Armenia’s military commissar Kamo Kochunts says. The Defence Ministry
has calculated that the number of conscripts would be 11,000 in
2016. "We need to maintain today’s number of our army," Kochunts says.

"Fifty thousand troops are serving in the Armenian army today, another
20,000 are serving in the defence army of the Nagornyy Karabakh
republic. The Azerbaijani army has 125,000 servicemen. Azerbaijan
has calculated that they need up to 200,000 troops to start a
war. They can bring their army to 140,000 in the coming years,"
Arkady Ter-Tadevosyan, a commander in the Artsakh [Karabakh] war, says.
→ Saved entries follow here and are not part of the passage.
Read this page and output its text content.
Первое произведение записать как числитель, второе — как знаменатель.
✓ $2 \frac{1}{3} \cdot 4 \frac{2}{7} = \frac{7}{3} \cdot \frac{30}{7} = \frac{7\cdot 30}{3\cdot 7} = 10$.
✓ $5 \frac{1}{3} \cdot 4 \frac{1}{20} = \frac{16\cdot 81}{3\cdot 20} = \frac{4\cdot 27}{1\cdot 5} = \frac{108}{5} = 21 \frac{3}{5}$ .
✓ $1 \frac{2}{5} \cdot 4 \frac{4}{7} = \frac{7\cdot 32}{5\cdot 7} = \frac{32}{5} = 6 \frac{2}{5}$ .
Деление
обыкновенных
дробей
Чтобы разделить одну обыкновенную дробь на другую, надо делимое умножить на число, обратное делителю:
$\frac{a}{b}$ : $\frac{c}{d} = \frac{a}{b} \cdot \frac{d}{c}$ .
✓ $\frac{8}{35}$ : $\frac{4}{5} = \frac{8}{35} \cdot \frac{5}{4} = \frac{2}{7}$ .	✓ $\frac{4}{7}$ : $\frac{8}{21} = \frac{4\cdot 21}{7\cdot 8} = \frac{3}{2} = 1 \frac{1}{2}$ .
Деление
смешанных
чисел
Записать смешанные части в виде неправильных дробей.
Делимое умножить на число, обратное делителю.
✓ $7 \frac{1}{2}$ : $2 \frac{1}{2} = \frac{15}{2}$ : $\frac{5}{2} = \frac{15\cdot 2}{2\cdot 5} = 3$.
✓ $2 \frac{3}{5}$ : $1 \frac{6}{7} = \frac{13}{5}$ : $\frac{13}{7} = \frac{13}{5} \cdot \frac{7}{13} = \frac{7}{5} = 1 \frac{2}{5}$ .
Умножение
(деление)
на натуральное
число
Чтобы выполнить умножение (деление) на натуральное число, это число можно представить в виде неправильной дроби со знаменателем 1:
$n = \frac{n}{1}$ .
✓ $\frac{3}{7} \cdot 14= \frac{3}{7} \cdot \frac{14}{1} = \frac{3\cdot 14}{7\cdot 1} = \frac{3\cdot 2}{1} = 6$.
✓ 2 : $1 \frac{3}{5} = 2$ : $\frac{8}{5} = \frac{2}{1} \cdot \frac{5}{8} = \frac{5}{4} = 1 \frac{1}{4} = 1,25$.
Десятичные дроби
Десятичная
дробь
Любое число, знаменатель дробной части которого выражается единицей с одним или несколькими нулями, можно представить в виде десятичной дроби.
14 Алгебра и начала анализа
To prevent the army’s combat capacity downfall due to demographic
reasons, the Ministry of Defence and the Ministry of Education and
Science have drafted amendments to three laws – on military service,
on education and on higher education and post-graduate studies. Sedrak
Sedrakyan, head of the Defence Ministry’s legal department, says:
"According to the amendments, all boys, regardless of whether they
are students or not, will have to serve in the Army when reaching
the age of 18."

"The positive effect of these amendments would be short-term. Science
would suffer. The development of sciences requires an uninterrupted
process. We would have a less educated society because not every
young man continues education after being discharged from the army,"
Heritage party faction member Vardan Khachatryan says.